Rocky’s involvement in music didn’t end entirely with his departure from Marmalade. In the early 2000s he was commissioned by government agency Industry New Zealand to prepare a research paper on the New Zealand music industry, with a view to increasing its “economic energy”. The paper led to a workshop at which the major record labels were represented along with radio, television and NZ On Air. Rocky remembers the workshop as being a turning point, at which commercial radio, which had been vehemently opposed to legislation, conceded to voluntary quotas.
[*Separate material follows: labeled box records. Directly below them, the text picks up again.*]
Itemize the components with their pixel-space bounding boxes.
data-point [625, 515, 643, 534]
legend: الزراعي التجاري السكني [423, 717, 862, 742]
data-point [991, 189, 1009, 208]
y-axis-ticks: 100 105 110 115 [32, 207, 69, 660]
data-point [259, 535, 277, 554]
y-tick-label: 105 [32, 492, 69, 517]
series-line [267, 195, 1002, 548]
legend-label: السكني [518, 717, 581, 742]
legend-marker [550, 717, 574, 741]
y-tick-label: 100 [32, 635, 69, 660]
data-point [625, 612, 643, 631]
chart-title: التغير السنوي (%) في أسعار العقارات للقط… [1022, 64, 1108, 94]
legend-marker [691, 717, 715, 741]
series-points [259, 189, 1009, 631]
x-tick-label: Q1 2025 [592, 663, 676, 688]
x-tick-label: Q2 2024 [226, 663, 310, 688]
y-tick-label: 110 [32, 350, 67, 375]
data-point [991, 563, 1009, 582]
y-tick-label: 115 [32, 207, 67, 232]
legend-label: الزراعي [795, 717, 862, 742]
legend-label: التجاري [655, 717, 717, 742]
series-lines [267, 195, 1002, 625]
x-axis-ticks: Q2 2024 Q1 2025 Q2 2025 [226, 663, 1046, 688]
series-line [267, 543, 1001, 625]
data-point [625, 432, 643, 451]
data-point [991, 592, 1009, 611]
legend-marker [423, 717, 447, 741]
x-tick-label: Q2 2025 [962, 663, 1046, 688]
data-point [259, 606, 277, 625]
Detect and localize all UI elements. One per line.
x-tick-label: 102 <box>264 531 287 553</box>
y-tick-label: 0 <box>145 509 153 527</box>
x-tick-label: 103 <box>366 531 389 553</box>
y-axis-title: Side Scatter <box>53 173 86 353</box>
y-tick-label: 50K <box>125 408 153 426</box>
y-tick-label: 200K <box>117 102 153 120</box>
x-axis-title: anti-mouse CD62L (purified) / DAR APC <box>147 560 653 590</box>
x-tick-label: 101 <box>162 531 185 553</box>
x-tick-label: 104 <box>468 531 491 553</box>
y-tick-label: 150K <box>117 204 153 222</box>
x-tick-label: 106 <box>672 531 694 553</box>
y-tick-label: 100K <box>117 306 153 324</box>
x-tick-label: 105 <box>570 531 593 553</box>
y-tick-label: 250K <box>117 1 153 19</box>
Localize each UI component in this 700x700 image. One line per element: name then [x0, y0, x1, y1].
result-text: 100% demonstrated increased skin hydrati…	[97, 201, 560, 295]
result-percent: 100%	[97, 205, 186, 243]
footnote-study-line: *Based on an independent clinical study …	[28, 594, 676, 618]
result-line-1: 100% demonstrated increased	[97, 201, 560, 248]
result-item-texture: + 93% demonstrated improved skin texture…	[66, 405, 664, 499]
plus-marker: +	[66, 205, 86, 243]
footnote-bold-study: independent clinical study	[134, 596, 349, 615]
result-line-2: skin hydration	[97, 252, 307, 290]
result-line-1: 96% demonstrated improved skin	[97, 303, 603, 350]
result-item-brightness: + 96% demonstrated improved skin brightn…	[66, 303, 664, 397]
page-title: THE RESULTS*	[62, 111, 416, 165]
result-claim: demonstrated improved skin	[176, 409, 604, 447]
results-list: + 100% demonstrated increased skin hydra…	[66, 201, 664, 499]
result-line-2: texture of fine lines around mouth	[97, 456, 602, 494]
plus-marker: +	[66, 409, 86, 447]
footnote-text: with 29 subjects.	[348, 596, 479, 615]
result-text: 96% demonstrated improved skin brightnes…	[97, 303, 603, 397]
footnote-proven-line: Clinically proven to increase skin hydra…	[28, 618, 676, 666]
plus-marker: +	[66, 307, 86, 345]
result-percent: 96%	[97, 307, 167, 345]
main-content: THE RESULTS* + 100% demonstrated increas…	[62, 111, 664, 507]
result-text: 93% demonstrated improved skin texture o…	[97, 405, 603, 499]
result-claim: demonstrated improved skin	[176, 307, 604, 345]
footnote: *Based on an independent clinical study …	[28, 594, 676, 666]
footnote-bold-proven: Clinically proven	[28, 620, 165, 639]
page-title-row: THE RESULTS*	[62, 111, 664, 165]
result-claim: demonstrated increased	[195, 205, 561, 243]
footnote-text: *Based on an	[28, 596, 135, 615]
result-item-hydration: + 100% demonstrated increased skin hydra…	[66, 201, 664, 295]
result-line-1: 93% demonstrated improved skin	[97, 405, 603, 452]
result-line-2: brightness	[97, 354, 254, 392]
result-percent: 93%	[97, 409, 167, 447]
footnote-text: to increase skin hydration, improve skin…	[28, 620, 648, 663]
“They set off, I think, to get to 10 per cent within a year. In actual fact they exceeded that. Once they started exposing [local] music to the general public, people started to like it. We had been told on many occasions by the radio industry that New Zealanders weren’t interested in hearing New Zealand music, the quality wasn’t good enough, et cetera et cetera. And they were also concerned about losing market share. They didn’t want to break ranks. We’d always predicted that, from the way the quota system had worked under the Whitlam government in Australia and how that really got the music industry up and humming big time, that the same situation would happen in New Zealand. And so the model was there. So in New Zealand I think it went from two or three per cent across the board to something like about 15 percent in the first year. And then within two years it was up to about 22 or 23 percent.”
But if some 40 years involvement in local recording seemed to have culminated in this flourishing of New Zealand music, Rocky couldn’t foresee the changes that would subsequently occur. As he says today: “Since then, technology has moved on and the radio industry is not needed now to promote New Zealand product, but the fact that the artists haven’t really got a vehicle to make a living from music is the big worry. We’ve actually gone back to pre-quota days, in a sense.”
Since moving out of the music business Rocky has worked as a business mentor, though at 81 he now considers himself retired.